On a recent Friday morning, Alyson and several of his helpers were in Pakseuang to hold a "book party" at the local elementary school. They led the children in playing games and singing songs with words like "Books are good/ Books make me smart."

The children then each had their pick from a stash of new books – and instantly lost themselves in them. Khamla, a shy 9-year-old with a Young Pioneer's red kerchief, chose "Animals of Africa." At a previous book party she received "The Monkey King" storybook.

"When I read, I feel happy," she says.

Based in a modest two-story house in Luang Prabang, Alyson and his two dozen helpers produce more than 30 new titles a year in print runs of 6,000 copies each: colorful alphabet books, science primers, fairy tales, and folk tales. All the books are produced in-house and most are written by "Uncle Sasha" and his Laotian staff.

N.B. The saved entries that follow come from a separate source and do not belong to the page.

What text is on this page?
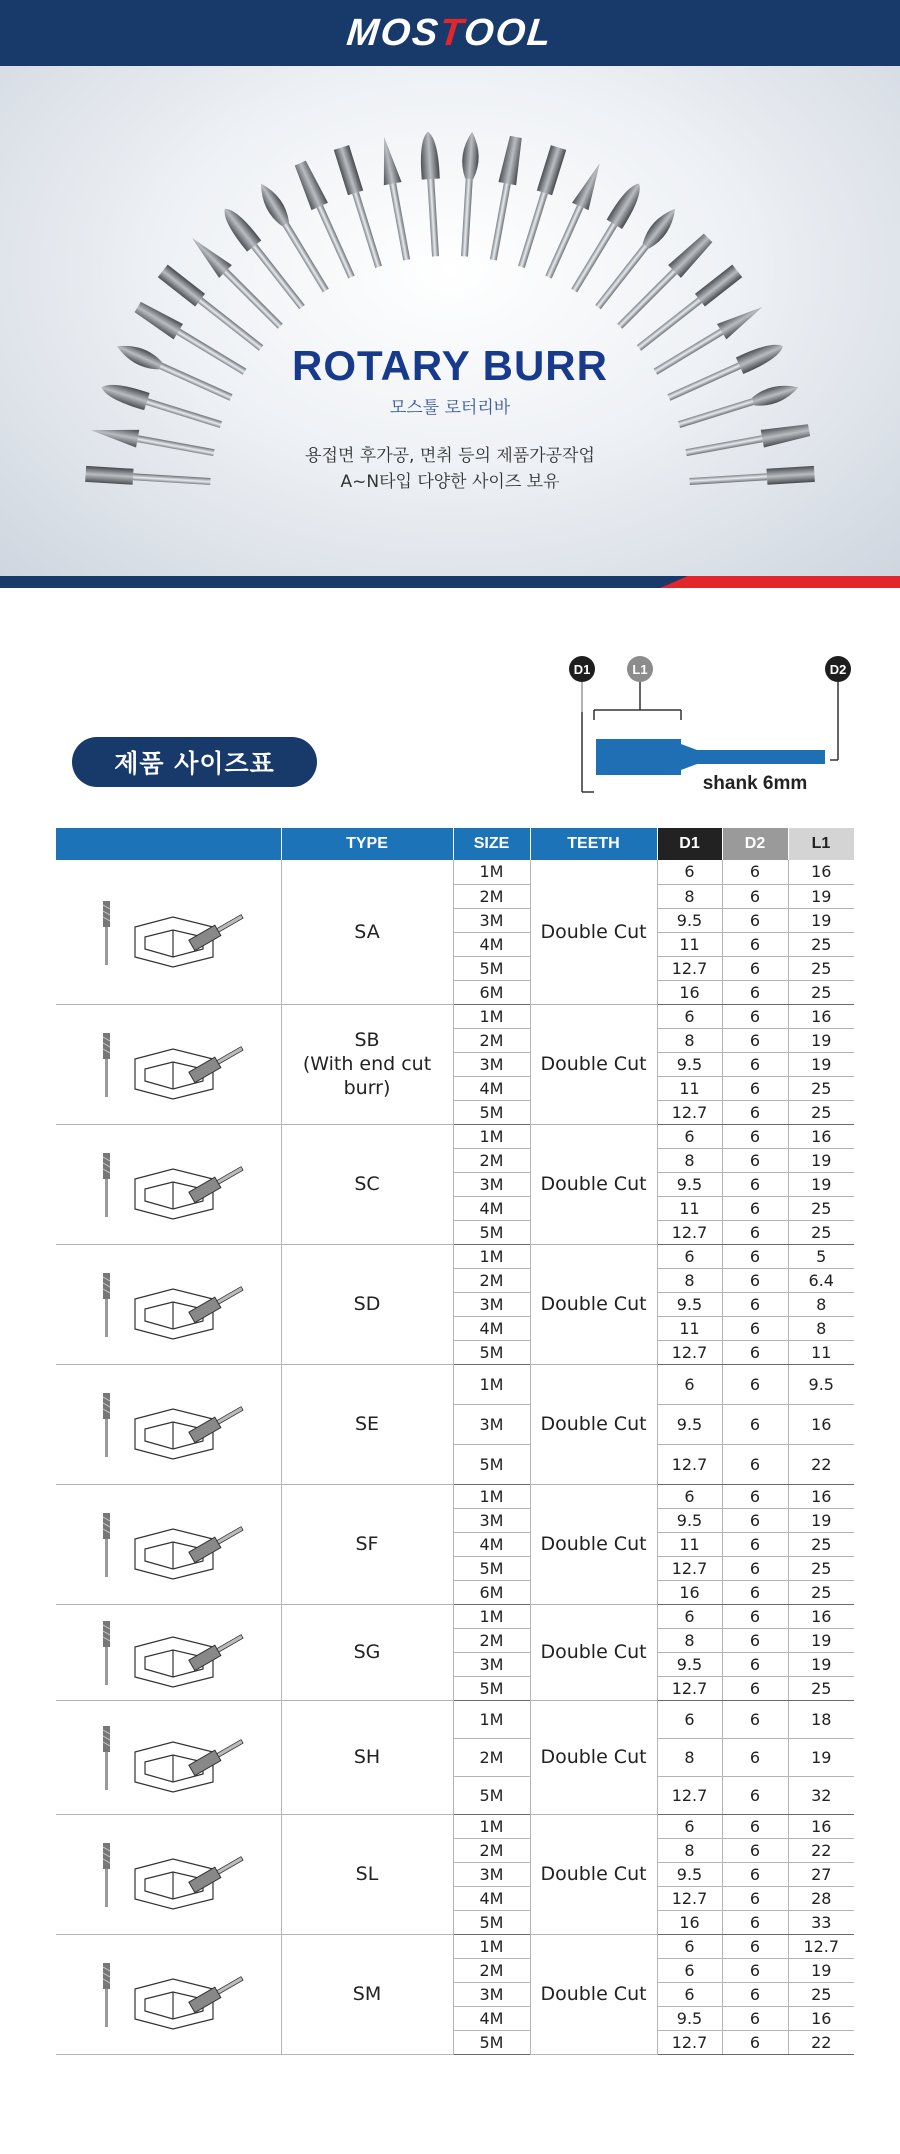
MOSTOOL
ROTARY BURR
모스툴 로터리바
용접면 후가공, 면취 등의 제품가공작업
A~N타입 다양한 사이즈 보유
제품 사이즈표
D1	L1	D2
shank 6mm
	TYPE	SIZE	TEETH	D1	D2	L1

SA	1M	Double Cut	6	6	16
		2M		8	6	19
		3M		9.5	6	19
		4M		11	6	25
		5M		12.7	6	25
		6M		16	6	25

SB
(With end cut burr)	1M	Double Cut	6	6	16
		2M		8	6	19
		3M		9.5	6	19
		4M		11	6	25
		5M		12.7	6	25

SC	1M	Double Cut	6	6	16
		2M		8	6	19
		3M		9.5	6	19
		4M		11	6	25
		5M		12.7	6	25

SD	1M	Double Cut	6	6	5
		2M		8	6	6.4
		3M		9.5	6	8
		4M		11	6	8
		5M		12.7	6	11

SE	1M	Double Cut	6	6	9.5
		3M		9.5	6	16
		5M		12.7	6	22

SF	1M	Double Cut	6	6	16
		3M		9.5	6	19
		4M		11	6	25
		5M		12.7	6	25
		6M		16	6	25

SG	1M	Double Cut	6	6	16
		2M		8	6	19
		3M		9.5	6	19
		5M		12.7	6	25

SH	1M	Double Cut	6	6	18
		2M		8	6	19
		5M		12.7	6	32

SL	1M	Double Cut	6	6	16
		2M		8	6	22
		3M		9.5	6	27
		4M		12.7	6	28
		5M		16	6	33

SM	1M	Double Cut	6	6	12.7
		2M		6	6	19
		3M		6	6	25
		4M		9.5	6	16
		5M		12.7	6	22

"When I was 7, my parents bought me 'The Cat in the Hat.' That turned me on to reading," Alyson says. "Most Laotian children have no comparable memories. Many don't even know what a book is. Sometimes you have to show them how to turn a page."

Inspired by the playful style of Dr. Seuss, Alyson, who taught himself to read and write the Lao language, has penned more than two dozen children's books.

"New, Improved Buffalo," for one, tells the story of a village boy who outfits his trusted mount in various ways, much to the animal's dismay. Like all the publisher's books, it's printed on glossy paper and illustrated in a charming, idiosyncratic style by local teenage artists recruited from schools and villages through drawing competitions. It sells for just 15,000 kip ($2).